Les problèmes de Netflix

D’ici le trimestre prochain, Netflix ne s’attend pas à une remontada. L’entreprise prévient qu’elle anticipe le départ de 2 millions d’abonnés, ce qui confirme que l’incident du premier trimestre 2022 n’en est pas vraiment un. Il y a un problème chez Netflix, voire des problèmes.

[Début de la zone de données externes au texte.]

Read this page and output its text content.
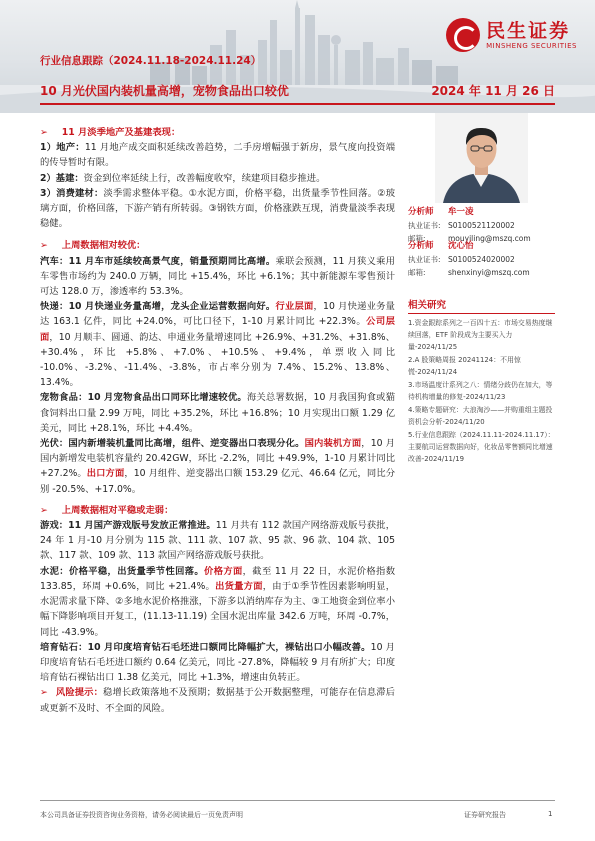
民生证券
MINSHENG SECURITIES
行业信息跟踪（2024.11.18-2024.11.24）
10 月光伏国内装机量高增，宠物食品出口较优	2024 年 11 月 26 日

➢ 11 月淡季地产及基建表现：

1）地产：11 月地产成交面积延续改善趋势，二手房增幅强于新房，景气度向投资端的传导暂时有限。

2）基建：资金到位率延续上行，改善幅度收窄，续建项目稳步推进。

3）消费建材：淡季需求整体平稳。①水泥方面，价格平稳，出货量季节性回落。②玻璃方面，价格回落，下游产销有所转弱。③钢铁方面，价格涨跌互现，消费量淡季表现稳健。

➢ 上周数据相对较优：

汽车：11 月车市延续较高景气度，销量预期同比高增。乘联会预测，11 月狭义乘用车零售市场约为 240.0 万辆，同比 +15.4%，环比 +6.1%；其中新能源车零售预计可达 128.0 万，渗透率约 53.3%。

快递：10 月快递业务量高增，龙头企业运营数据向好。行业层面，10 月快递业务量达 163.1 亿件，同比 +24.0%，可比口径下，1-10 月累计同比 +22.3%。公司层面，10 月顺丰、圆通、韵达、申通业务量增速同比 +26.9%、+31.2%、+31.8%、+30.4%，环比 +5.8%、+7.0%、+10.5%、+9.4%，单票收入同比 -10.0%、-3.2%、-11.4%、-3.8%，市占率分别为 7.4%、15.2%、13.8%、13.4%。

宠物食品：10 月宠物食品出口同环比增速较优。海关总署数据，10 月我国狗食或猫食饲料出口量 2.99 万吨，同比 +35.2%，环比 +16.8%；10 月实现出口额 1.29 亿美元，同比 +28.1%，环比 +4.4%。

光伏：国内新增装机量同比高增，组件、逆变器出口表现分化。国内装机方面，10 月国内新增发电装机容量约 20.42GW，环比 -2.2%，同比 +49.9%，1-10 月累计同比 +27.2%。出口方面，10 月组件、逆变器出口额 153.29 亿元、46.64 亿元，同比分别 -20.5%、+17.0%。

➢ 上周数据相对平稳或走弱：

游戏：11 月国产游戏版号发放正常推进。11 月共有 112 款国产网络游戏版号获批，24 年 1 月-10 月分别为 115 款、111 款、107 款、95 款、96 款、104 款、105 款、117 款、109 款、113 款国产网络游戏版号获批。

水泥：价格平稳，出货量季节性回落。价格方面，截至 11 月 22 日，水泥价格指数 133.85，环周 +0.6%，同比 +21.4%。出货量方面，由于①季节性因素影响明显，水泥需求量下降、②多地水泥价格推涨，下游多以消纳库存为主、③工地资金到位率小幅下降影响项目开复工，(11.13-11.19) 全国水泥出库量 342.6 万吨，环周 -0.7%，同比 -43.9%。

培育钻石：10 月印度培育钻石毛坯进口额同比降幅扩大，裸钻出口小幅改善。10 月印度培育钻石毛坯进口额约 0.64 亿美元，同比 -27.8%，降幅较 9 月有所扩大；印度培育钻石裸钻出口 1.38 亿美元，同比 +1.3%，增速由负转正。

➢ 风险提示：稳增长政策落地不及预期；数据基于公开数据整理，可能存在信息滞后或更新不及时、不全面的风险。

分析师 牟一凌
执业证书: S0100521120002
邮箱:	mouyiling@mszq.com
分析师 沈心怡
执业证书: S0100524020002
邮箱:	shenxinyi@mszq.com
相关研究
1.资金跟踪系列之一百四十五：市场交易热度继续回落，ETF 阶段成为主要买入力量-2024/11/25
2.A 股策略周报 20241124：不用惊慌-2024/11/24
3.市场温度计系列之八：情绪分歧仍在加大，等待机构增量的修复-2024/11/23
4.策略专题研究：大浪淘沙——并购重组主题投资机会分析-2024/11/20
5.行业信息跟踪（2024.11.11-2024.11.17）：主要航司运营数据向好，化妆品零售额同比增速改善-2024/11/19
本公司具备证券投资咨询业务资格，请务必阅读最后一页免责声明	证券研究报告	1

  • Pionnier du streaming, Netflix propose depuis 2007 un abonnement pour accéder à un catalogue de films et de séries en ligne. Longtemps seul sur ce domaine, il a fini par attirer les studios historiques. Disney+, HBO Max, Paramount+, Peacock… Les ex-partenaires de Netflix sont maintenant ses concurrents, avec des services de streaming dédiés à leurs catalogues (qui vident au passage celui de Netflix). Heureusement, Netflix a su anticiper ce changement en pivotant vers les contenus originaux, ce qui ne le rend plus dépendant du dernier Marvel ou des classiques de Warner Bros. Netflix doit aussi faire face à une concurrence locale, comme Canal+ en France.
  • Malheureusement pour lui, Netflix n’est aussi plus le seul « nouveau » à produire des contenus originaux. D’autres géants de la tech, comme Amazon et Apple, sont aussi présents sur ce secteur et surenchérissent pour lui dérober les meilleures productions originales. Leurs abonnements sont aussi moins chers, puisqu’ils n’en dépendent pas intégralement.
  • Pour vivre dans cet univers de plus en plus concurrentiel, Netflix doit augmenter ses prix (il s’agit de sa seule source importante de revenus). Les crises traversées dans le monde entier contraignent pourtant à faire des économies. Netflix se trouve dans une impasse, accentuée par les plus petits prix de ses rivaux. Ses offres sont aussi plus difficiles à comprendre et peu adaptées à 2022.
  • Netflix le reconnaît lui-même, 100 millions de foyers ont accès à Netflix gratuitement, puisqu’ils utilisent le compte d’une autre personne. Paradoxalement, cette spécificité qui a fait le succès du service est en train de le tuer. Pourquoi payer une vingtaine d’euros pour quelque chose que l’on peut avoir gratuitement ?
L'arrivée de la section STAR dans Disney+ // Source : Disney+
À 8,99 euros par mois, Disney+ coûte deux fois moins cher que Netflix dans sa version équivalente. // Source : Disney+

Il est temps de repenser les offres

Amis de Netflix, si vous nous lisez, voici quelques demandes modestes d’un utilisateur de votre service qui n’a pas envie de vous voir vous faire avaler par des géants sans pitié.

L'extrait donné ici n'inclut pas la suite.